What's the difference between a stored procedure and a user-defined function?
Quick Answer
A **function** must return a value (scalar or table) and, in most engines, cannot perform transaction control (`COMMIT`/`ROLLBACK`) or arbitrary side effects — it's meant to be called inside a `SELECT` like any built-in function. A **stored procedure** doesn't have to return anything (or can return multiple result sets/output parameters), can manage transactions itself, and is invoked with `CALL`/`EXEC` rather than embedded inside a query expression.
Detailed Answer
Function — used inside expressions, must return a value
CREATE FUNCTION get_full_name(first_name TEXT, last_name TEXT)
RETURNS TEXT
LANGUAGE sql
IMMUTABLE
AS $$
SELECT first_name || ' ' || last_name;
$$;
SELECT get_full_name(first_name, last_name) FROM employees; -- used directly in SELECT
Procedure — invoked standalone, not embedded in a query
CREATE PROCEDURE archive_old_orders(cutoff_date DATE)
LANGUAGE plpgsql
AS $$
BEGIN
INSERT INTO orders_archive SELECT * FROM orders WHERE order_date < cutoff_date;
DELETE FROM orders WHERE order_date < cutoff_date;
COMMIT; -- procedures can manage their own transaction in engines that allow it
END;
$$;
CALL archive_old_orders('2020-01-01'); -- can't be used inside a SELECT
Key differences
| Function | Procedure | |
|---|---|---|
| Must return a value | Yes | No (can return nothing, out parameters, or multiple result sets) |
Callable inside SELECT/expressions | Yes | No — invoked with CALL/EXEC |
Can control transactions (COMMIT/ROLLBACK) | Generally no | Yes, in engines that support it (PostgreSQL, SQL Server) |
| Typical use | Computing/transforming a value, encapsulating reusable expressions | Multi-step business operations, batch jobs, administrative tasks |
Why the transaction-control distinction matters
Because a function is meant to be composable inside an arbitrary query (potentially called many times per row, or nested inside other expressions), most engines forbid functions from committing or rolling back — doing so mid-query would make no sense, since the calling query itself is part of some outer transaction context it doesn't control. Procedures, invoked as standalone top-level statements, don't have that constraint and can legitimately manage a whole multi-step transaction internally.

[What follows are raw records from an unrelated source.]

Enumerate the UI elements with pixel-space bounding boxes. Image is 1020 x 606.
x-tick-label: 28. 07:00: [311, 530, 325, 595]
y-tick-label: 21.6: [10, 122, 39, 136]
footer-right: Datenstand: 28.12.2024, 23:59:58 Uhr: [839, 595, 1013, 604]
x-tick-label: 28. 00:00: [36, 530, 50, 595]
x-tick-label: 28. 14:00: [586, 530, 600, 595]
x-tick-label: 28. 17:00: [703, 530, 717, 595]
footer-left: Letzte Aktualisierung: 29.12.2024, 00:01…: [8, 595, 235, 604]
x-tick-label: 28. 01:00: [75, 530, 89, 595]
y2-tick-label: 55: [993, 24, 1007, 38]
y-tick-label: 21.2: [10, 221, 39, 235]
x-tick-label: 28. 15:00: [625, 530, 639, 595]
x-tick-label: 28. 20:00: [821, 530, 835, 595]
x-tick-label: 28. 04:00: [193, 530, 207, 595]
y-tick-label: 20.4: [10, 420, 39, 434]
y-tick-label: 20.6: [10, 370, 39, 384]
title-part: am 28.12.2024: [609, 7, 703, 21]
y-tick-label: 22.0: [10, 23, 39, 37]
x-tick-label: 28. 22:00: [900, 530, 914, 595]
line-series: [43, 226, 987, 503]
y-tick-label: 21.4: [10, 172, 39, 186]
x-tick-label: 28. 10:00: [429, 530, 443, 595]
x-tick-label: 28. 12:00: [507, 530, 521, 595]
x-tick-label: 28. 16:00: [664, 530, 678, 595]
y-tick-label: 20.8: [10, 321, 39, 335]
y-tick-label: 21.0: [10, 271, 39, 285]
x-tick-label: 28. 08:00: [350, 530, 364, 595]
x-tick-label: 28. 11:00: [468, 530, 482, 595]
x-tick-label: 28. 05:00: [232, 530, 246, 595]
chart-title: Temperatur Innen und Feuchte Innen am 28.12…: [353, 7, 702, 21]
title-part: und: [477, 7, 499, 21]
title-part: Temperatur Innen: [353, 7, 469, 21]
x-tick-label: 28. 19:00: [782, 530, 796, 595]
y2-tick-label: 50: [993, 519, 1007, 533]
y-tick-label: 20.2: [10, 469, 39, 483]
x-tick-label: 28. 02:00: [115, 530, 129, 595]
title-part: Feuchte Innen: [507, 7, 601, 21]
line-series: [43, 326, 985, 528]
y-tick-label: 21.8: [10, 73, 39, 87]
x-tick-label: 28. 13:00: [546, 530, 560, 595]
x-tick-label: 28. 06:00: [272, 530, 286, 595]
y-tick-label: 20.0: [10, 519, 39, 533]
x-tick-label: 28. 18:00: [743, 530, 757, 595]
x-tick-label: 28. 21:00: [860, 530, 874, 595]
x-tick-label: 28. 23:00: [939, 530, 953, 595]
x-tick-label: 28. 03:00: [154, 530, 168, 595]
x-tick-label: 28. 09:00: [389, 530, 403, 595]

Terminology varies by engine
Older MySQL versions only had "stored procedures" (no true standalone functions distinct from procedures in the same sense); PostgreSQL added genuine standalone PROCEDURE objects (separate from FUNCTION) only in version 11. Always check what your specific engine/version actually supports before assuming feature parity.